While looking up at the vastness of the nighttime sky, I am always moved by the blackness of space as much as the points of starlight. So much of the universe is empty that the emptiness itself must have meaning. This makes me think of the Via Negativa, or Apophatic approach in theology, wherein we speak of what God is not, rather than by trying to speak of what God is. While both are needed, I have found over the years that this form of theological reflection is generally humbler and often more honest than its positivistic opposite, though it is much more illusive and less immediately comforting. However, like the great vastness of emptiness in space, it can have the oddly satisfying effect of making clear the reality of our own relative importance in something so grand, so mysterious as existence.

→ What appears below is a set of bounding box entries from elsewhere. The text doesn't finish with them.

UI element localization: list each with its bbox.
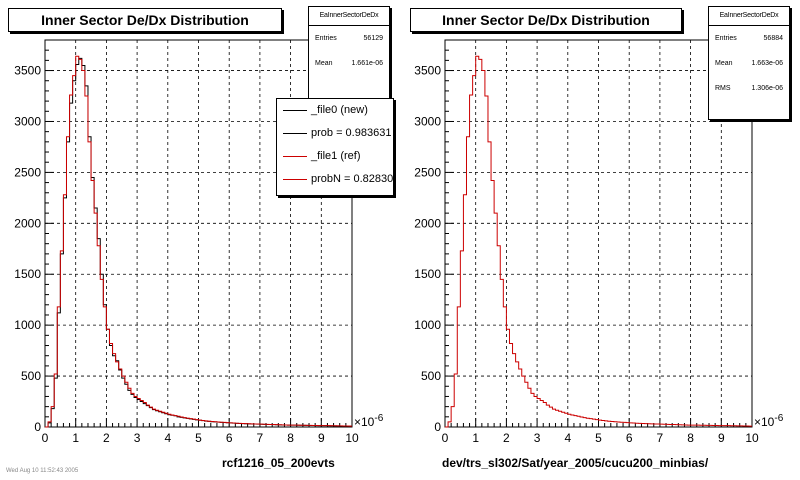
x-tick-label: 1 bbox=[72, 431, 79, 445]
x-tick-label: 3 bbox=[534, 431, 541, 445]
legend-label: prob = 0.983631 bbox=[311, 127, 392, 139]
legend-entry: probN = 0.828302 bbox=[277, 168, 393, 191]
stats-label: Entries bbox=[315, 35, 337, 42]
x-axis-multiplier-exponent: -6 bbox=[774, 413, 783, 424]
x-axis-multiplier: ×10-6 bbox=[754, 413, 784, 429]
legend-entry: _file1 (ref) bbox=[277, 145, 393, 168]
y-tick-label: 1000 bbox=[414, 318, 441, 332]
legend-entry: prob = 0.983631 bbox=[277, 122, 393, 145]
histogram-series-line bbox=[45, 55, 352, 428]
x-axis-title: rcf1216_05_200evts bbox=[222, 456, 335, 470]
x-tick-label: 4 bbox=[564, 431, 571, 445]
x-tick-label: 0 bbox=[42, 431, 49, 445]
x-tick-label: 2 bbox=[103, 431, 110, 445]
x-tick-label: 5 bbox=[595, 431, 602, 445]
x-tick-label: 7 bbox=[257, 431, 264, 445]
y-tick-label: 2500 bbox=[14, 165, 41, 179]
legend: _file0 (new) prob = 0.983631 _file1 (ref… bbox=[276, 98, 394, 196]
x-tick-label: 9 bbox=[718, 431, 725, 445]
y-tick-label: 1000 bbox=[14, 318, 41, 332]
stats-label: Mean bbox=[715, 60, 733, 67]
chart-title: Inner Sector De/Dx Distribution bbox=[410, 8, 682, 32]
stats-row-mean: Mean 1.663e-06 bbox=[709, 51, 789, 76]
x-tick-label: 2 bbox=[503, 431, 510, 445]
stats-row-rms: RMS 1.306e-06 bbox=[709, 76, 789, 101]
x-tick-label: 0 bbox=[442, 431, 449, 445]
footer-timestamp: Wed Aug 10 11:52:43 2005 bbox=[6, 468, 79, 474]
x-tick-label: 3 bbox=[134, 431, 141, 445]
legend-label: _file1 (ref) bbox=[311, 150, 361, 162]
x-tick-label: 8 bbox=[287, 431, 294, 445]
x-axis-multiplier-exponent: -6 bbox=[374, 413, 383, 424]
x-tick-label: 8 bbox=[687, 431, 694, 445]
x-tick-label: 10 bbox=[345, 431, 359, 445]
stats-value: 56129 bbox=[363, 35, 383, 42]
histogram-pad-right: 0 1 2 3 4 5 6 7 8 9 10 0 500 1000 1500 2000 2500 3000 3500… bbox=[400, 0, 800, 480]
legend-swatch bbox=[283, 110, 307, 111]
stats-box: EaInnerSectorDeDx Entries 56884 Mean 1.6… bbox=[708, 6, 790, 120]
x-tick-label: 6 bbox=[226, 431, 233, 445]
x-tick-label: 1 bbox=[472, 431, 479, 445]
y-tick-label: 0 bbox=[34, 420, 41, 434]
legend-swatch bbox=[283, 156, 307, 157]
x-axis-multiplier: ×10-6 bbox=[354, 413, 384, 429]
chart-title: Inner Sector De/Dx Distribution bbox=[8, 8, 282, 32]
legend-label: probN = 0.828302 bbox=[311, 173, 394, 185]
y-tick-label: 3000 bbox=[414, 114, 441, 128]
x-tick-label: 5 bbox=[195, 431, 202, 445]
y-tick-label: 0 bbox=[434, 420, 441, 434]
y-tick-label: 2000 bbox=[414, 216, 441, 230]
stats-label: Mean bbox=[315, 60, 333, 67]
legend-swatch bbox=[283, 179, 307, 180]
stats-header: EaInnerSectorDeDx bbox=[309, 7, 389, 26]
y-tick-label: 1500 bbox=[14, 267, 41, 281]
y-tick-label: 3500 bbox=[14, 64, 41, 78]
stats-value: 1.661e-06 bbox=[351, 60, 383, 67]
y-tick-label: 500 bbox=[21, 369, 41, 383]
stats-value: 1.663e-06 bbox=[751, 60, 783, 67]
stats-header: EaInnerSectorDeDx bbox=[709, 7, 789, 26]
x-tick-label: 7 bbox=[657, 431, 664, 445]
stats-value: 1.306e-06 bbox=[751, 85, 783, 92]
y-tick-label: 500 bbox=[421, 369, 441, 383]
y-tick-label: 2500 bbox=[414, 165, 441, 179]
stats-label: Entries bbox=[715, 35, 737, 42]
y-tick-label: 3000 bbox=[14, 114, 41, 128]
stats-row-entries: Entries 56884 bbox=[709, 26, 789, 51]
stats-row-mean: Mean 1.661e-06 bbox=[309, 51, 389, 76]
histogram-pad-left: 0 1 2 3 4 5 6 7 8 9 10 0 500 1000 1500 2000 2500 3000 3500… bbox=[6, 6, 394, 474]
stats-box: EaInnerSectorDeDx Entries 56129 Mean 1.6… bbox=[308, 6, 390, 100]
x-tick-label: 9 bbox=[318, 431, 325, 445]
x-tick-label: 4 bbox=[164, 431, 171, 445]
stats-value: 56884 bbox=[763, 35, 783, 42]
stats-label: RMS bbox=[715, 85, 731, 92]
y-tick-label: 1500 bbox=[414, 267, 441, 281]
legend-entry: _file0 (new) bbox=[277, 99, 393, 122]
x-axis-title: dev/trs_sl302/Sat/year_2005/cucu200_minb… bbox=[442, 456, 709, 470]
y-tick-label: 2000 bbox=[14, 216, 41, 230]
x-tick-label: 6 bbox=[626, 431, 633, 445]
y-tick-label: 3500 bbox=[414, 64, 441, 78]
stats-row-entries: Entries 56129 bbox=[309, 26, 389, 51]
legend-label: _file0 (new) bbox=[311, 104, 368, 116]
x-tick-label: 10 bbox=[745, 431, 759, 445]
histogram-series-line bbox=[445, 55, 752, 428]
legend-swatch bbox=[283, 133, 307, 134]
histogram-plot-right: 0 1 2 3 4 5 6 7 8 9 10 0 500 1000 1500 2000 2500 3000 3500… bbox=[414, 39, 784, 445]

All of this is expressed quite well in a poem by R.S. Thomas, the Welsh priest and poet:
Via Negativa
Why no! I never thought other than
That God is that great absence
In our lives, the empty silence
Within, the place where we go
Seeking, not in hope to
Arrive or find. He keeps the interstices
In our knowledge, the darkness
Between stars. His are the echoes
We follow, the footprints he has just
Left. We put our hands in
His side hoping to find
It warm. We look at people
And places as though he had looked
At them, too; but miss the reflection.
Call it the “divine darkness” Moses encountered on Sinai, or the “way of negation” practiced by so many of the greatest Fathers and Mystics, but don’t be afraid to look into the emptiness between the stars. That is the space left for wonder, possibility, and faith.